Today’s report on malicious code centers on the Trojans -Hatoy.A, Petala.A and six variants of Istbar-, and three worms -Dozer.A, Simbag.A and Holar.I-.
Hatoy.A reaches computers when users access a malicious web page. To do this it exploits the ‘Object type’ Microsoft Internet Explorer vulnerability, which allows files in certain pages to be run locally. Once it is executed, and when users try to access certain search engines, Hatoy.A redirects them to an IP address that could host different pages.
Petala.A, is a backdoor Trojan that spreads across networks and IRC. This malicious code could give hackers remote access to the computer with which they could use IRC commands in order to copy files, terminate processes, etc., thus compromising confidential data and interfering with the use of the PC.
The B, C, D, E, F and G variants of the Istbar Trojan install spyware and dialers on the computer without users knowledge. They also display different screens with advertising for pornographic websites and add a toolbar to the Internet Explorer browser.

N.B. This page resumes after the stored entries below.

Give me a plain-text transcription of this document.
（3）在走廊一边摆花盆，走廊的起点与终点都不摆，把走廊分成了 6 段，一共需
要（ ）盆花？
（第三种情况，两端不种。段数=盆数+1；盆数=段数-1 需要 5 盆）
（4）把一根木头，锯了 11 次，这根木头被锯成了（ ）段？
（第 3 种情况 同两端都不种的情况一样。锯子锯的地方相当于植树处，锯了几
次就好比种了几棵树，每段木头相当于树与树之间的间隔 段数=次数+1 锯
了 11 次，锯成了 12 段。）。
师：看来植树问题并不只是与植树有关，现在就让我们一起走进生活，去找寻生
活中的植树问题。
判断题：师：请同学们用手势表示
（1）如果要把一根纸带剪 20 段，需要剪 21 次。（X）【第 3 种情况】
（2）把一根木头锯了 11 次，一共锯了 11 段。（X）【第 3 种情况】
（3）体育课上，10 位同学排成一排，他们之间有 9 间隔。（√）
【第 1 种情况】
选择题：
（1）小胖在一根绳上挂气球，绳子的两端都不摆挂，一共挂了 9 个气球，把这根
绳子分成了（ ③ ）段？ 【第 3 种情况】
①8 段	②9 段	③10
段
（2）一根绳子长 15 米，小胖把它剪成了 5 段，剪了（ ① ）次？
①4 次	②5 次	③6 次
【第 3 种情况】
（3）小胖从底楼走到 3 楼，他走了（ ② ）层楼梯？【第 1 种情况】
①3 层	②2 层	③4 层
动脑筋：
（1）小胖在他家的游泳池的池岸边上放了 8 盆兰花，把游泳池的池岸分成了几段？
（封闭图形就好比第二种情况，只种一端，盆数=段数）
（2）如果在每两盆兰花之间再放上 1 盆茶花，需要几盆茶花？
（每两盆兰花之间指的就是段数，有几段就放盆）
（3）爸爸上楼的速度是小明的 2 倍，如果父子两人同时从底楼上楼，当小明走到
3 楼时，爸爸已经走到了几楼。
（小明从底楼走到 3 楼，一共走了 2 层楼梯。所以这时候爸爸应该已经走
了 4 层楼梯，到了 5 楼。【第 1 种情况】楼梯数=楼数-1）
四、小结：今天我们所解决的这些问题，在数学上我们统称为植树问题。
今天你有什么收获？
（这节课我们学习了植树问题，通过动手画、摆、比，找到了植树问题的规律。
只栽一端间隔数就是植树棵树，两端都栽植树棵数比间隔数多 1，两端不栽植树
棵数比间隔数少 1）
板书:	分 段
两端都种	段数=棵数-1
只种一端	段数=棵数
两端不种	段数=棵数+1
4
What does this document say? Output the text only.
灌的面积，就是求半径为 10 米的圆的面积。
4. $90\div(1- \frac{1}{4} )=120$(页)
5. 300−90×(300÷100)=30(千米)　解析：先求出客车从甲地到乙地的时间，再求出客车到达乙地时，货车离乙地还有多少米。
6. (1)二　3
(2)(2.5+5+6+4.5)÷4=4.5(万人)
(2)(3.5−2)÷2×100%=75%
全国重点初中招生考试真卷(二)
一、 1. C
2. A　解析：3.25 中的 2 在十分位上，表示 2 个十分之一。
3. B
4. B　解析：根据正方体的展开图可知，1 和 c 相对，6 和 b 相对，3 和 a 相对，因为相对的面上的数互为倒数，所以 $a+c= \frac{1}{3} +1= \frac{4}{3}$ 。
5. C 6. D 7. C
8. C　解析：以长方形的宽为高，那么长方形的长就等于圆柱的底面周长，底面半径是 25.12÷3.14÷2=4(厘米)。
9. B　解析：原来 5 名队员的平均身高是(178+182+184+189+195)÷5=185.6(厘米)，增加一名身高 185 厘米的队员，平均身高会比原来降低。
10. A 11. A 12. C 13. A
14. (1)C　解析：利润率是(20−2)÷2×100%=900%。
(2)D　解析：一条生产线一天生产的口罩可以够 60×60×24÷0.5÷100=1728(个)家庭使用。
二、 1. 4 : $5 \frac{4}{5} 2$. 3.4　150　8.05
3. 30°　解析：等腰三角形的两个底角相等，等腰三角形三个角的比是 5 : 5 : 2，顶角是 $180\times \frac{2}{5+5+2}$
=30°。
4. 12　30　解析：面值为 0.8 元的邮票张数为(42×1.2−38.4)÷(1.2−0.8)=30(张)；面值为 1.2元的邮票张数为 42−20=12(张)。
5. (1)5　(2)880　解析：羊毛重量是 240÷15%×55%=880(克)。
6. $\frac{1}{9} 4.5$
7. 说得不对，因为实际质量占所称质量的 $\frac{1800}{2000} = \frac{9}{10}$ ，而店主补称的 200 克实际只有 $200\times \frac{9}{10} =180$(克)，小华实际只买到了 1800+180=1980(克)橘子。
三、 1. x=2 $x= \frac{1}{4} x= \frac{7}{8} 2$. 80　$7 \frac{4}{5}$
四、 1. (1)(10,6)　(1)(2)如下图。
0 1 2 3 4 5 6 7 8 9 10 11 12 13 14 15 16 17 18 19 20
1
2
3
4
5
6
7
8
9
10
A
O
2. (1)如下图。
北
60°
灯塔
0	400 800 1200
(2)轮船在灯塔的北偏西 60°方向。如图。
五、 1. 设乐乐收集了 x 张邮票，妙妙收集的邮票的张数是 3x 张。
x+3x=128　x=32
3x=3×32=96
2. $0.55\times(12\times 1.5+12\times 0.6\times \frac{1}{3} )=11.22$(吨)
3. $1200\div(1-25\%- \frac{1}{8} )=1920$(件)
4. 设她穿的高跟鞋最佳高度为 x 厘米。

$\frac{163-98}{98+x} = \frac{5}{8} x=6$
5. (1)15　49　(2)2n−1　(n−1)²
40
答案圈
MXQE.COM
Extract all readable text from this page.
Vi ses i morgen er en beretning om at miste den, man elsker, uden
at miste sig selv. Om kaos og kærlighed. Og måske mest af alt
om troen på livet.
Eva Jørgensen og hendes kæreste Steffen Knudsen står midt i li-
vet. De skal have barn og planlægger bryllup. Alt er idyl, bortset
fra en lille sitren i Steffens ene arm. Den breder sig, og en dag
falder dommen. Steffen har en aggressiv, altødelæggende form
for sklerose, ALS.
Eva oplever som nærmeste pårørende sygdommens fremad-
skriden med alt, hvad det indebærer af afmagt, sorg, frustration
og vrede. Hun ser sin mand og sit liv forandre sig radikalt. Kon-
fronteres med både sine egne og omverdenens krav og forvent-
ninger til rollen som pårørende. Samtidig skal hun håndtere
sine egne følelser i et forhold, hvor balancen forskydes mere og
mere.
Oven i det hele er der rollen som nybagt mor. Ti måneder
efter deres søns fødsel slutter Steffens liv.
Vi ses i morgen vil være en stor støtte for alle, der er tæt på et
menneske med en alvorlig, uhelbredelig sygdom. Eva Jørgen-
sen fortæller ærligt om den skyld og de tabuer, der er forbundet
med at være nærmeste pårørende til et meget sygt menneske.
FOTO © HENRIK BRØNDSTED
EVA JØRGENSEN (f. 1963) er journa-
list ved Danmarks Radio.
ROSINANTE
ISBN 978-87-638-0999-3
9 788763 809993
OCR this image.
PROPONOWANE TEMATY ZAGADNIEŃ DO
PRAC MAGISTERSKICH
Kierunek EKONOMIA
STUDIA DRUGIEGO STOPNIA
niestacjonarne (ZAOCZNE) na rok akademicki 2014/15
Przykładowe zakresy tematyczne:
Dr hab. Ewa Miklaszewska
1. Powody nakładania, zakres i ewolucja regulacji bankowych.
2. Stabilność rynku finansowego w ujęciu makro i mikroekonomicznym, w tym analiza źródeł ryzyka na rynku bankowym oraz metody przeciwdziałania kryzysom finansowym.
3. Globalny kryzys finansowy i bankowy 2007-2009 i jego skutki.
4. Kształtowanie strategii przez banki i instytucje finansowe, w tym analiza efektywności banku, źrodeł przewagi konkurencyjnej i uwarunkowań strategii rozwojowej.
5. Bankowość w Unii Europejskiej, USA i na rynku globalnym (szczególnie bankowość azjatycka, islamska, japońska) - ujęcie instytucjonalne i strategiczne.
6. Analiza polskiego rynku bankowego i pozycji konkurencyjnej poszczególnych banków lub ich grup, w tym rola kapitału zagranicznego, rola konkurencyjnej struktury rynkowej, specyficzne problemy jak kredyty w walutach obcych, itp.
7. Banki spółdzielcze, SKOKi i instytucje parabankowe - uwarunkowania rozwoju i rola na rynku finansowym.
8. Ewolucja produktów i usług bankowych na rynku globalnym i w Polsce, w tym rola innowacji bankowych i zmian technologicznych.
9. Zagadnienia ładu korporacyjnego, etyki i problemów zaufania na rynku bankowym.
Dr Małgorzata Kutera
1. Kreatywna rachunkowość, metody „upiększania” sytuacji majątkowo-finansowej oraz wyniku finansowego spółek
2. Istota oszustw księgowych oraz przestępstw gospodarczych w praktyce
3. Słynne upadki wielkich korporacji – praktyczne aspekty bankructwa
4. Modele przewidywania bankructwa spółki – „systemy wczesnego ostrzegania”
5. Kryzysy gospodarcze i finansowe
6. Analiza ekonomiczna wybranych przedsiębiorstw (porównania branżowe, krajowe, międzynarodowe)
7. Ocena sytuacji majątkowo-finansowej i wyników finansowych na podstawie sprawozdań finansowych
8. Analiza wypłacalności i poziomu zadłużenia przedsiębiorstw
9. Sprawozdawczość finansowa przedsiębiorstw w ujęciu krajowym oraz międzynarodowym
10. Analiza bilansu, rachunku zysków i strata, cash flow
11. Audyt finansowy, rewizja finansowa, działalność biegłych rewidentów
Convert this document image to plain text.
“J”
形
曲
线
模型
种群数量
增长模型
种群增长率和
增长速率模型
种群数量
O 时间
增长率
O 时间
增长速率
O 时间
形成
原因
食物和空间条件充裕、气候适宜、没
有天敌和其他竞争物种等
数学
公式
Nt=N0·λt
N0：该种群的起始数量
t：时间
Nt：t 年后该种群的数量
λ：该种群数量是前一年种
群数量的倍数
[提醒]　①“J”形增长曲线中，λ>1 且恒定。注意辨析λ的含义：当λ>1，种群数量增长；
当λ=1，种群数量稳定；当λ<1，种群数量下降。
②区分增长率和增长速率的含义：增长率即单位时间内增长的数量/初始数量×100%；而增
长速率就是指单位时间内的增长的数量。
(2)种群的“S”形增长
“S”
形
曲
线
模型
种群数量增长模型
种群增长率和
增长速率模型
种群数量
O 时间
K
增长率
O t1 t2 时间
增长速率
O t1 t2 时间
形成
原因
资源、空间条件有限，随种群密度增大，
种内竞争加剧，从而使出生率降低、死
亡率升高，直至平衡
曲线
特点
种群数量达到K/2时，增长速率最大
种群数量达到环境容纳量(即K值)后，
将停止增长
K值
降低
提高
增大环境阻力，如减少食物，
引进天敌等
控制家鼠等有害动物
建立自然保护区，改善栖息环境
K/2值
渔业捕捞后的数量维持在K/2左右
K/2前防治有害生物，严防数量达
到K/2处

The first worm we’ll be looking at in today’s report is Dozer.A, which sends itself to all MSN Messenger contacts in the compromised PC. In order to trick users, it sends itself in an e-mail, which claims to contain a patch for MSN Messenger sent by Microsoft. However, when this file is run, a false error message is displayed to confuse the victim. Dozer.A creates various Windows registry keys and intercepts and terminates antivirus and firewall processes.
Simbag.A also spreads via MSN Messenger, sending a copy of itself to all contacts it finds. It also creates links to different erotic websites and generates the following files in the Windows directory: SMB.EXE, ADMAGIC.EXE, TEST.TXT, SM.DLL, RAW32X.DLL and UZ.EXE.
Finally, Holar.I spreads via e-mail and the KaZaA file sharing program. It changes the home page of Internet Explorer and when it has run more than thirty times it disables the mouse and the keyboard.